Although Martensen pleaded guilty, the dispute over sentencing required three separate hearings over three years. During that time, Martensen became a symbol in the national media of mandatory minimum sentencing injustices. "I was just trying to stand up and be visible for everybody' s sake,"Martensen recalls.
The case began at a Grateful Dead concert in 1991, where Martensen reluctantly introduced an insistent fellow "Deadhead" to a couple of friends who were selling LSD. The "Deadhead," an informant, brought along an undercover DEA agent, who arrested Martensen and the sellers, seizing about 20,000 doses of LSD.
Under federal law, possessing LSD weighing more than 10 grams carries a mandatory minimum sentence of 10 years; between one and 10 grams nets at least a five-year sentence.

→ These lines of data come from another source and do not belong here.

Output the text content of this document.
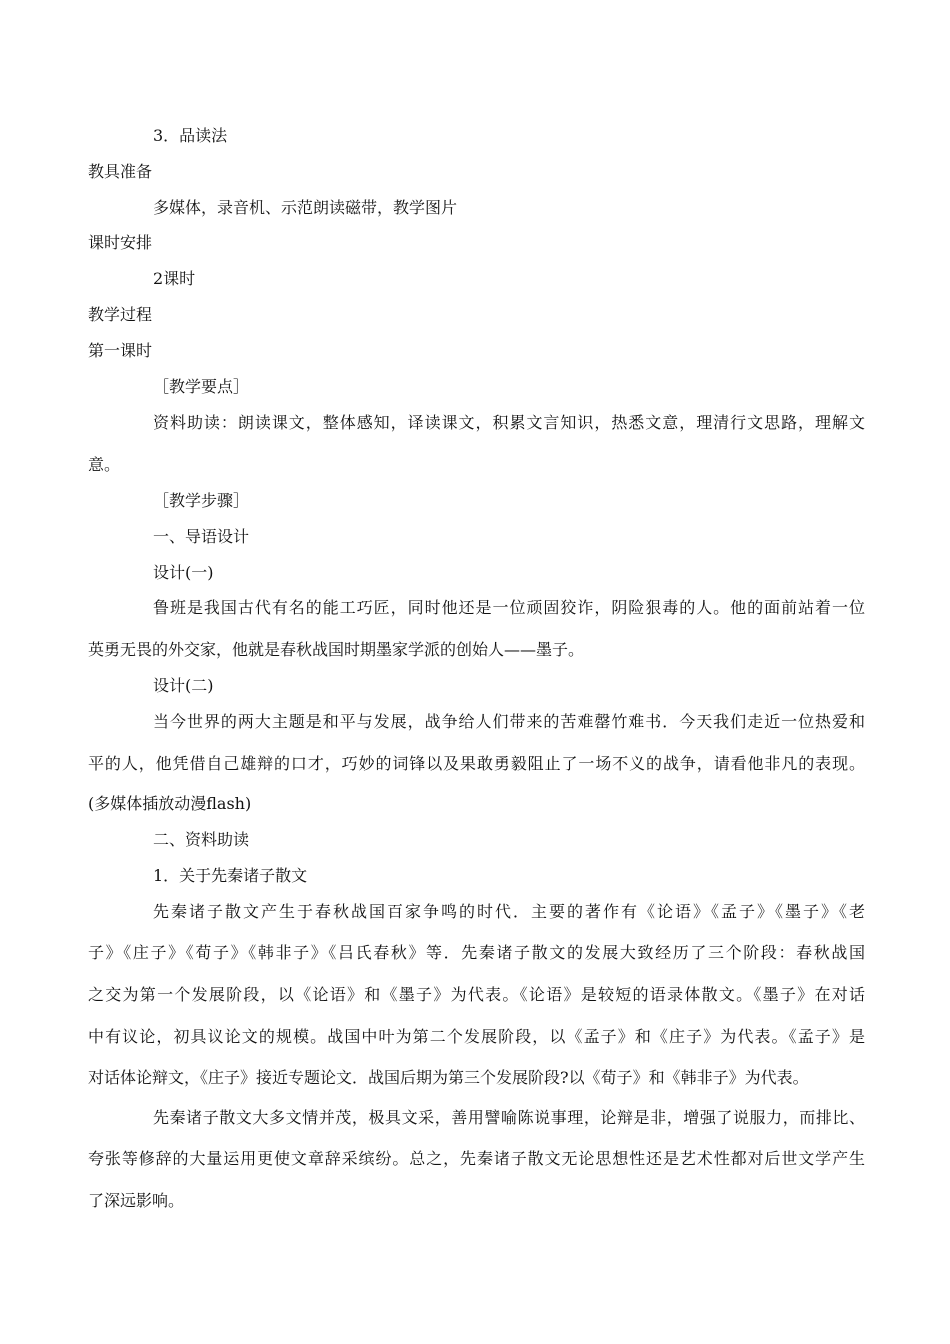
3．品读法
教具准备
多媒体，录音机、示范朗读磁带，教学图片
课时安排
2课时
教学过程
第一课时
［教学要点］
资料助读：朗读课文，整体感知，译读课文，积累文言知识，热悉文意，理清行文思路，理解文
意。
［教学步骤］
一、导语设计
设计(一)
鲁班是我国古代有名的能工巧匠，同时他还是一位顽固狡诈，阴险狠毒的人。他的面前站着一位
英勇无畏的外交家，他就是春秋战国时期墨家学派的创始人——墨子。
设计(二)
当今世界的两大主题是和平与发展，战争给人们带来的苦难罄竹难书．今天我们走近一位热爱和
平的人，他凭借自己雄辩的口才，巧妙的词锋以及果敢勇毅阻止了一场不义的战争，请看他非凡的表现。
(多媒体插放动漫flash)
二、资料助读
1．关于先秦诸子散文
先秦诸子散文产生于春秋战国百家争鸣的时代．主要的著作有《论语》《孟子》《墨子》《老
子》《庄子》《荀子》《韩非子》《吕氏春秋》等．先秦诸子散文的发展大致经历了三个阶段：春秋战国
之交为第一个发展阶段，以《论语》和《墨子》为代表。《论语》是较短的语录体散文。《墨子》在对话
中有议论，初具议论文的规模。战国中叶为第二个发展阶段，以《孟子》和《庄子》为代表。《孟子》是
对话体论辩文，《庄子》接近专题论文．战国后期为第三个发展阶段?以《荀子》和《韩非子》为代表。
先秦诸子散文大多文情并茂，极具文采，善用譬喻陈说事理，论辩是非，增强了说服力，而排比、
夸张等修辞的大量运用更使文章辞采缤纷。总之，先秦诸子散文无论思想性还是艺术性都对后世文学产生
了深远影响。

U.S. District Judge Vaughn Walker, a Reagan appointee who has criticized mandatory minimum sentences, gave Martensen five years at his first two sentencing hearings, since there were about 1.5 grams of LSD in the blotter paper. But the government appealed both times. The Ninth Circuit Court of Appeals reversed Judge Walker on each occasion because he did not include the full weight of the carrier medium (in this case, blotter paper weighing over 124grams) with the weight of the LSD.
Martensen' s ultimate salvation was the so-called "safety valve" that Congress passed in the 1994 Crime Act. The safety valve exempts first-time, nonviolent drug offenders from mandatory minimum sentences if they meet certain, very specific criteria, such as not being an organizer/manager of the offense (see the Fall 1994 Drug Policy Letter, p. 20). On April 25, Judge Walker finally gave Martensen his sentence: four years, nine months. Martensen has already served virtually the entire sentence, and he will be free on June 3.